Thanks for the update, I will try.

could you share how to compile and run? could you share the test video by private email? we don’t know how many objects are needed, Thanks!

Sorry for the inconvenience.I add a build.sh script in the new zip. You can try to build it in nvcr.io/nvidia/deepstream:6.2-devel. And for the video, it’s too big to post, you can make a video with 01.jpg using ffmpge, which is also in the zip file.

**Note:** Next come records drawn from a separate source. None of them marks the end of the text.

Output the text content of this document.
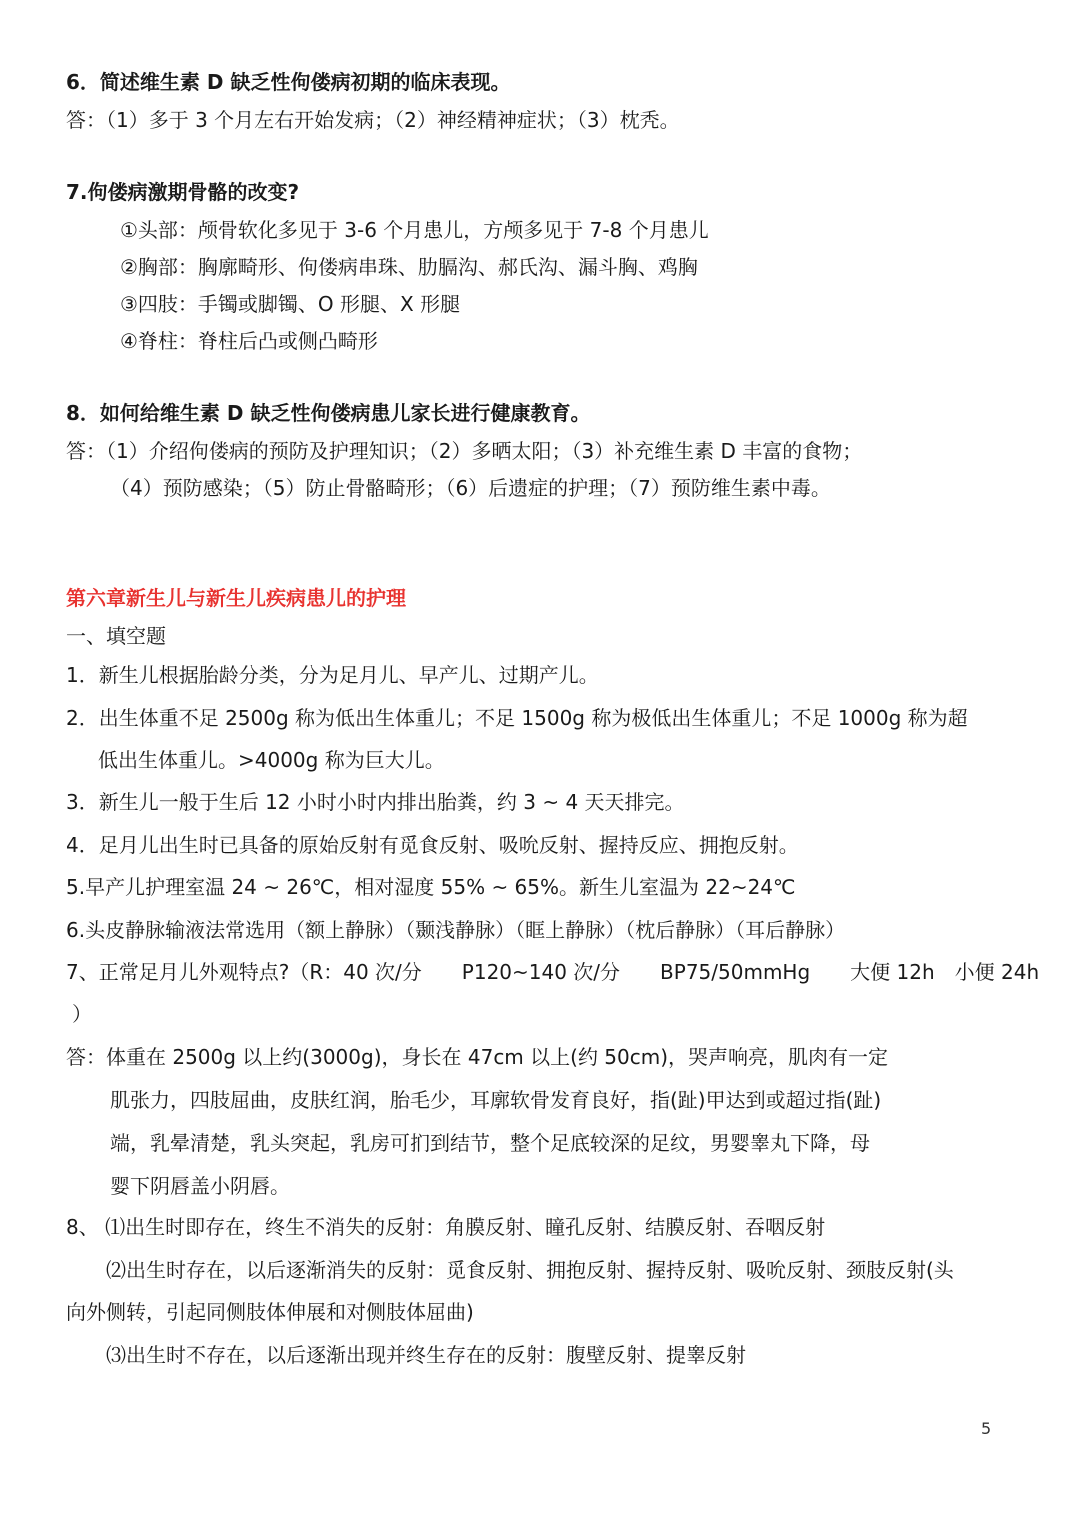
6．简述维生素 D 缺乏性佝偻病初期的临床表现。
答：（1）多于 3 个月左右开始发病；（2）神经精神症状；（3）枕秃。
7.佝偻病激期骨骼的改变?
①头部：颅骨软化多见于 3-6 个月患儿，方颅多见于 7-8 个月患儿
②胸部：胸廓畸形、佝偻病串珠、肋膈沟、郝氏沟、漏斗胸、鸡胸
③四肢：手镯或脚镯、O 形腿、X 形腿
④脊柱：脊柱后凸或侧凸畸形
8．如何给维生素 D 缺乏性佝偻病患儿家长进行健康教育。
答：（1）介绍佝偻病的预防及护理知识；（2）多晒太阳；（3）补充维生素 D 丰富的食物；
（4）预防感染；（5）防止骨骼畸形；（6）后遗症的护理；（7）预防维生素中毒。
第六章新生儿与新生儿疾病患儿的护理
一、填空题
1．新生儿根据胎龄分类，分为足月儿、早产儿、过期产儿。
2．出生体重不足 2500g 称为低出生体重儿；不足 1500g 称为极低出生体重儿；不足 1000g 称为超
低出生体重儿。>4000g 称为巨大儿。
3．新生儿一般于生后 12 小时小时内排出胎粪，约 3 ~ 4 天天排完。
4．足月儿出生时已具备的原始反射有觅食反射、吸吮反射、握持反应、拥抱反射。
5.早产儿护理室温 24 ~ 26℃，相对湿度 55% ~ 65%。新生儿室温为 22~24℃
6.头皮静脉输液法常选用（额上静脉）（颞浅静脉）（眶上静脉）（枕后静脉）（耳后静脉）
7、正常足月儿外观特点?（R：40 次/分　　P120~140 次/分　　BP75/50mmHg　　大便 12h　小便 24h
）
答：体重在 2500g 以上约(3000g)，身长在 47cm 以上(约 50cm)，哭声响亮，肌肉有一定
肌张力，四肢屈曲，皮肤红润，胎毛少，耳廓软骨发育良好，指(趾)甲达到或超过指(趾)
端，乳晕清楚，乳头突起，乳房可扪到结节，整个足底较深的足纹，男婴睾丸下降，母
婴下阴唇盖小阴唇。
8、 ⑴出生时即存在，终生不消失的反射：角膜反射、瞳孔反射、结膜反射、吞咽反射
⑵出生时存在，以后逐渐消失的反射：觅食反射、拥抱反射、握持反射、吸吮反射、颈肢反射(头
向外侧转，引起同侧肢体伸展和对侧肢体屈曲)
⑶出生时不存在，以后逐渐出现并终生存在的反射：腹壁反射、提睾反射
5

ffmpeg -loop 1 -i 01.jpg -c:v libx264 -t 600 -r 25 -pix_fmt yuv420p -vf "scale=1920:1080" -g 50 output.mp4

test.zip (5.1 MB)

  1. using the same code and video with yours, I can’t reproduce “NvBufSurfTransform failed with error -3” on T4+ ds6.2. here is the log
    log.txt (3.9 KB), especially there is an error “GPUassert: out of memory src/modules/ReID/ReIDFeatureGallery.cpp 228”.
  2. if I set 10 urls, there will be no error, here is the log
    log1.txt (7.0 KB)

I ran the test code on A10 card, when it occured, it took about 5000M GPU memory
. And USE_NEW_NVSTREAMMUX=“yes” was set. (I tried to run it without newstreammux, nothing happened.Sorry I missed this one). Here’s my log:
log.txt (5.4 KB)
Could you please try it again with the same condition?

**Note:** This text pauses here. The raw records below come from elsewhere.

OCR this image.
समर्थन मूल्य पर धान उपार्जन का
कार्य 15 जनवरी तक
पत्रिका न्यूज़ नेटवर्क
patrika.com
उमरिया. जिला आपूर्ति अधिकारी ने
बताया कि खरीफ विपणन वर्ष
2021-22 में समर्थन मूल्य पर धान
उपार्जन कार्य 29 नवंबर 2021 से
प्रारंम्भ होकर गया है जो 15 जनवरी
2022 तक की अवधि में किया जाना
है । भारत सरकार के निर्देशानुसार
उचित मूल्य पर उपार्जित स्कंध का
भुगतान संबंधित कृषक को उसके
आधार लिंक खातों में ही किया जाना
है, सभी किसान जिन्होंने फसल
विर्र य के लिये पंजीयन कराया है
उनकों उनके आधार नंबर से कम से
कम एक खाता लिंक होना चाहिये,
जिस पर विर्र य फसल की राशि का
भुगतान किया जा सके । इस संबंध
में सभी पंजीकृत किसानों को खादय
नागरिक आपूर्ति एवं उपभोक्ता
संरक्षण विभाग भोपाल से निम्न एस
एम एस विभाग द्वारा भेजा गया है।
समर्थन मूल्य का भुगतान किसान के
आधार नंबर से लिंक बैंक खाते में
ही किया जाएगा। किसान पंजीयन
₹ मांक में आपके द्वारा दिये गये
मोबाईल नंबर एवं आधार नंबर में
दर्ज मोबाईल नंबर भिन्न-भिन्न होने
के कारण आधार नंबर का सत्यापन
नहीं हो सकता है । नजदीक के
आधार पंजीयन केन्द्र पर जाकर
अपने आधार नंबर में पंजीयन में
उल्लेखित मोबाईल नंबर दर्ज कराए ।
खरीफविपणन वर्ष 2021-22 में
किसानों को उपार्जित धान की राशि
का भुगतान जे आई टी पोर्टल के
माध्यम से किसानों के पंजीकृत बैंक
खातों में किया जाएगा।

Have you been reproduced it successfully? Is there anything else I can do?

did you use new nvstreammux? “export USE_NEW_NVSTREAMMUX=yes” will enable new nvstreammux.

Yes,I used new nvstreammux

Anything new?

  1. using new nvstreammux and the same code with yours, I still get “GPUassert: out of memory" on T4.
  2. based on the step 1, I modify 50 urls to 10 in main.cpp, I get a hung issue, here is the log:
    log613.txt (7.4 KB)

Could you try it on A10? 10 urls are not enough to produce sufficient objects.

I tested it on T4 and reproduced it successfully. Could you check if you have sufficient source first? GPU and CPU memory about 5G when it occured.